The ACA has also had an important impact on hospital payer mix, mainly by decreasing the amount of uncompensated care in Medicaid-expansion states. Previous studies have shown disparities in the quality of inpatient care based on insurance type. Patients with Medicaid insurance often have longer hospitalizations and higher in-hospital mortality than commercially-insured patients and occasionally even than uninsured patients.
As hospitalists, we were interested in how Medicaid expansion under the ACA might have affected these inpatient outcomes.

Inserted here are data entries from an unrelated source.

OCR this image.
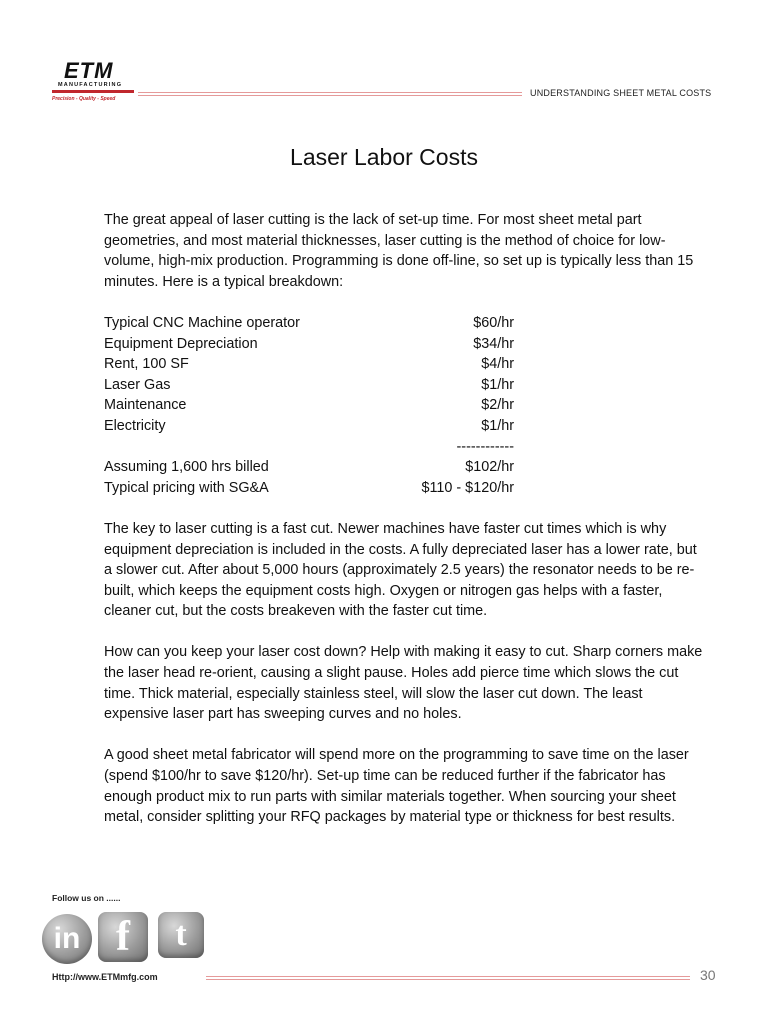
ETM
MANUFACTURING
Precision - Quality - Speed
UNDERSTANDING SHEET METAL COSTS
Laser Labor Costs

The great appeal of laser cutting is the lack of set-up time. For most sheet metal part geometries, and most material thicknesses, laser cutting is the method of choice for low-volume, high-mix production. Programming is done off-line, so set up is typically less than 15 minutes. Here is a typical breakdown:

Typical CNC Machine operator	$60/hr
Equipment Depreciation	$34/hr
Rent, 100 SF	$4/hr
Laser Gas	$1/hr
Maintenance	$2/hr
Electricity	$1/hr
	------------
Assuming 1,600 hrs billed	$102/hr
Typical pricing with SG&A	$110 - $120/hr

The key to laser cutting is a fast cut. Newer machines have faster cut times which is why equipment depreciation is included in the costs. A fully depreciated laser has a lower rate, but a slower cut. After about 5,000 hours (approximately 2.5 years) the resonator needs to be re-built, which keeps the equipment costs high. Oxygen or nitrogen gas helps with a faster, cleaner cut, but the costs breakeven with the faster cut time.

How can you keep your laser cost down? Help with making it easy to cut. Sharp corners make the laser head re-orient, causing a slight pause. Holes add pierce time which slows the cut time. Thick material, especially stainless steel, will slow the laser cut down. The least expensive laser part has sweeping curves and no holes.

A good sheet metal fabricator will spend more on the programming to save time on the laser (spend $100/hr to save $120/hr). Set-up time can be reduced further if the fabricator has enough product mix to run parts with similar materials together. When sourcing your sheet metal, consider splitting your RFQ packages by material type or thickness for best results.

Follow us on ......
in f	t
Http://www.ETMmfg.com	30
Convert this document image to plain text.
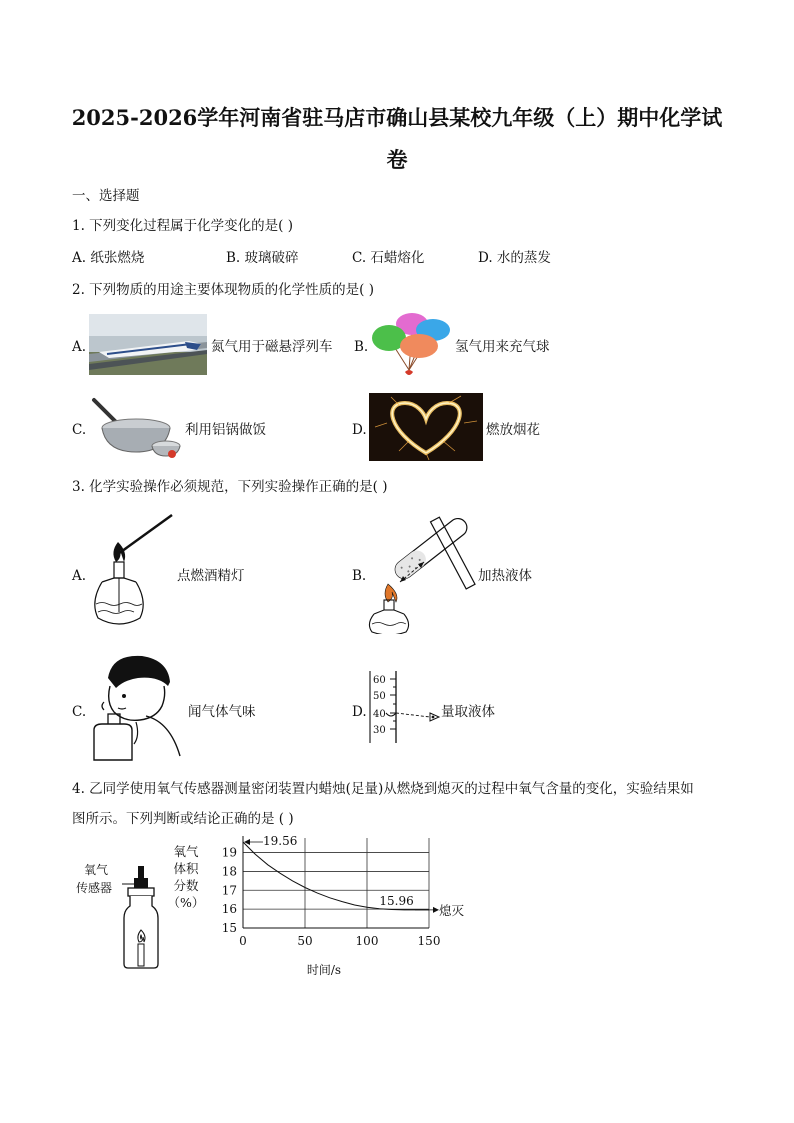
2025-2026学年河南省驻马店市确山县某校九年级（上）期中化学试
卷
一、选择题
1. 下列变化过程属于化学变化的是( )
A. 纸张燃烧	B. 玻璃破碎	C. 石蜡熔化	D. 水的蒸发
2. 下列物质的用途主要体现物质的化学性质的是( )
A.	氮气用于磁悬浮列车 B.	氢气用来充气球
C.	利用铝锅做饭	D.	燃放烟花
3. 化学实验操作必须规范，下列实验操作正确的是( )
A.	点燃酒精灯	B.	加热液体
C.	闻气体气味	D.
60
50
40
30
量取液体
4. 乙同学使用氧气传感器测量密闭装置内蜡烛(足量)从燃烧到熄灭的过程中氧气含量的变化，实验结果如
图所示。下列判断或结论正确的是 ( )
氧气
传感器
氧气
体积
分数
（%）
15
16
17
18
19
0	50	100	150
19.56
15.96
熄灭
时间/s
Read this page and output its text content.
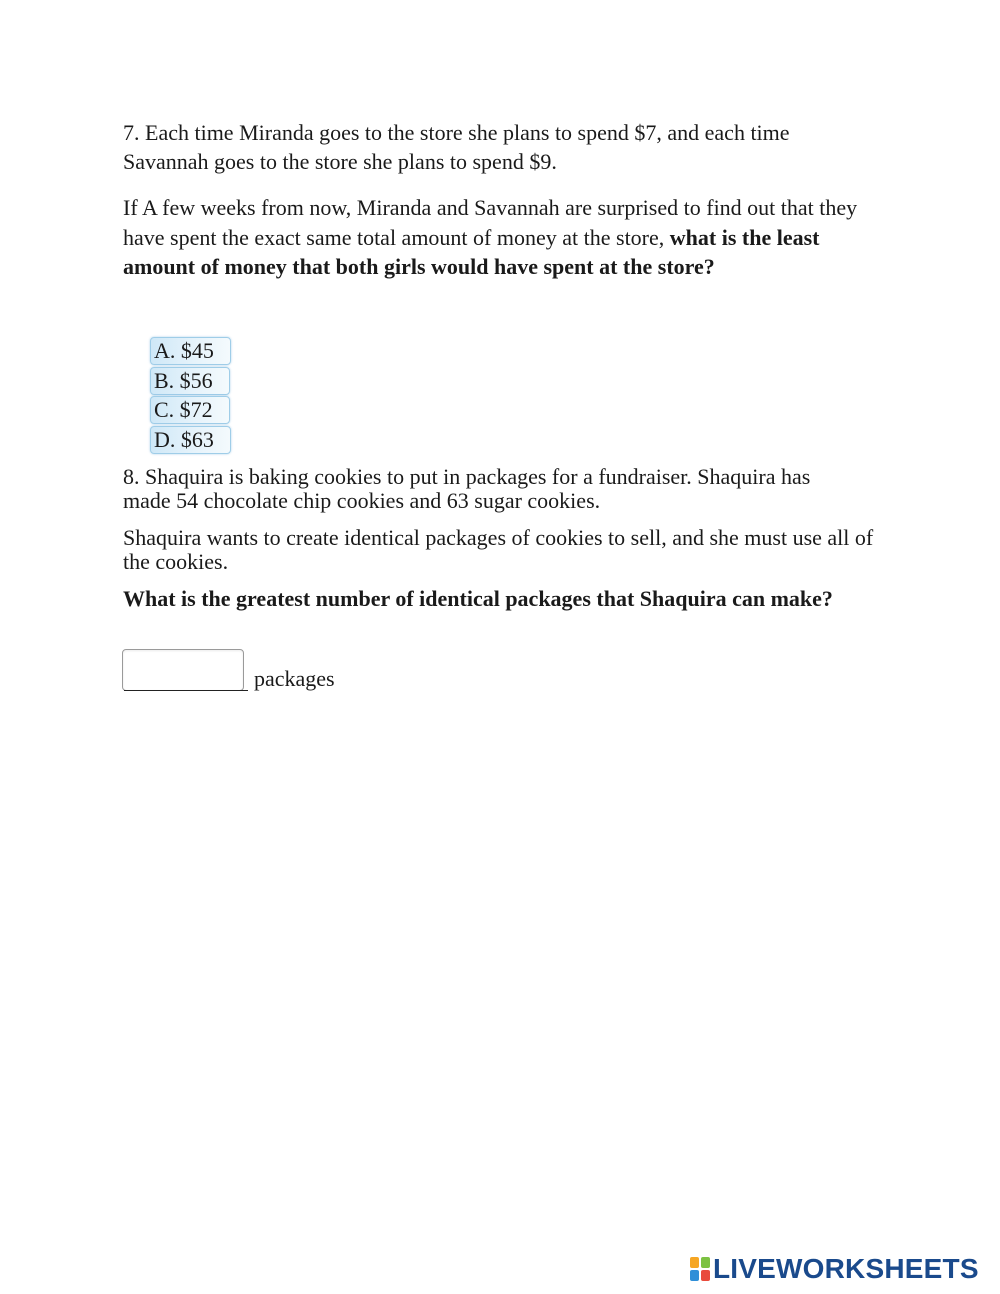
7. Each time Miranda goes to the store she plans to spend $7, and each time
Savannah goes to the store she plans to spend $9.
If A few weeks from now, Miranda and Savannah are surprised to find out that they have spent the exact same total amount of money at the store, what is the least amount of money that both girls would have spent at the store?
A. $45
B. $56
C. $72
D. $63
8. Shaquira is baking cookies to put in packages for a fundraiser. Shaquira has
made 54 chocolate chip cookies and 63 sugar cookies.
Shaquira wants to create identical packages of cookies to sell, and she must use all of the cookies.
What is the greatest number of identical packages that Shaquira can make?
packages
LIVEWORKSHEETS
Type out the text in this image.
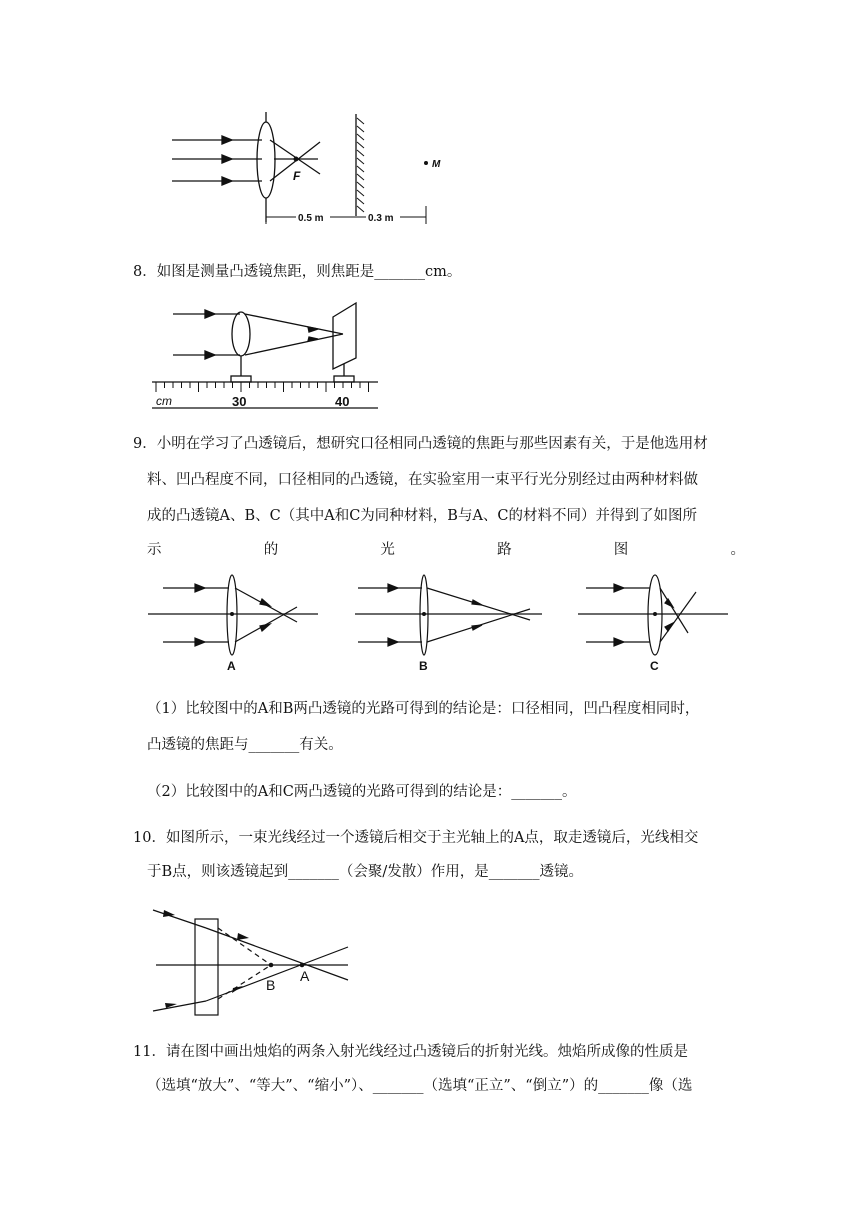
F
M
0.5 m	0.3 m
8．如图是测量凸透镜焦距，则焦距是_______cm。
cm	30	40
9．小明在学习了凸透镜后，想研究口径相同凸透镜的焦距与那些因素有关，于是他选用材
料、凹凸程度不同，口径相同的凸透镜，在实验室用一束平行光分别经过由两种材料做
成的凸透镜A、B、C（其中A和C为同种材料，B与A、C的材料不同）并得到了如图所
示	的	光	路	图	。
A	B	C
（1）比较图中的A和B两凸透镜的光路可得到的结论是：口径相同，凹凸程度相同时，
凸透镜的焦距与_______有关。
（2）比较图中的A和C两凸透镜的光路可得到的结论是：_______。
10．如图所示，一束光线经过一个透镜后相交于主光轴上的A点，取走透镜后，光线相交
于B点，则该透镜起到_______（会聚/发散）作用，是_______透镜。
B
A
11．请在图中画出烛焰的两条入射光线经过凸透镜后的折射光线。烛焰所成像的性质是
（选填“放大”、“等大”、“缩小”）、_______（选填“正立”、“倒立”）的_______像（选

In our study published in the Journal of Hospital Medicine (2016 Dec. doi: 10.1002/jhm.2649), we evaluated the impact of state Medicaid expansion status on payer mix, length of stay, and in-hospital mortality for general medicine patients discharged from U.S. academic medical centers. We considered Jan. 1, 2014, to be the date of ACA implementation for all states except Michigan, New Hampshire, Pennsylvania, and Indiana, which had unique dates of Medicaid expansion.
We were able to identify 3,144,488 discharges from 156 hospitals in 24 Medicaid-expansion states and Washington, and 1,114,464 discharges from 55 hospitals in 14 nonexpansion states between October 2012 and September 2015.
As expected, hospitals in Medicaid-expansion states experienced a significant 3.7% increase in Medicaid discharges and 2.9% decrease in uninsured discharges after ACA implementation. This represented a relative 19% jump in Medicaid and 60% drop in uninsured discharges. Hospitals in nonexpansion states did not see a significant change in payer mix after ACA implementation.
Despite this difference in payer mix trends, state Medicaid expansion status was not associated with differences in overall length of stay or in-hospital mortality in our study. More precisely, we looked at the length of stay and mortality indices, or ratio of observed to expected values, to control for such potential confounders as disease severity and comorbid conditions.
One possible explanation for our findings is that the higher proportion of Medicare and commercially-insured patients overshadowed the contribution of Medicaid patients to the overall length of stay and mortality indices.
To our knowledge, our study is the first to look at the effect of ACA implementation on inpatient outcomes. Early evidence suggests that Medicaid expansion has improved outpatient outcomes. Low-income adults in Medicaid-expansion states have shown greater gains in access to primary care clinics and medications and in the diagnosis of certain chronic health conditions than those in non-expansion states. However, these changes would not necessarily lead to improvements in the length of stay or mortality indices for Medicaid-expansion hospitals, since the measures account for patient acuity on admission.
The take-home message from our study for health policy makers is that state Medicaid expansion status had a neutral effect on both length of stay and mortality indices. This should be reassuring for states considering expansion of their Medicaid programs in the future.
As a next step, it would be useful to see research on the impact of ACA implementation on other inpatient outcomes that may vary with insurance type, such as readmissions or hospital-acquired complications.
The take-home message for hospitalists is that there is more work to be done in reducing disparities in inpatient care based on payer status. Though not a primary focus of our study, we did see variation in the length of stay and mortality indices based on insurance type.
It is unclear whether these differences occurred because of variation in the expertise of inpatient providers, access to invasive procedures or medical therapies, the timeliness of discharge to post-acute care facilities, or other patient- or system-level factors. However, these disparities warrant our improvement efforts moving forward.
Mary Anderson, MD, and Christine Jones, MD, are hospitalists at the University of Colorado (Aurora) Hospital and assistant professors in the department of medicine at the University of Colorado.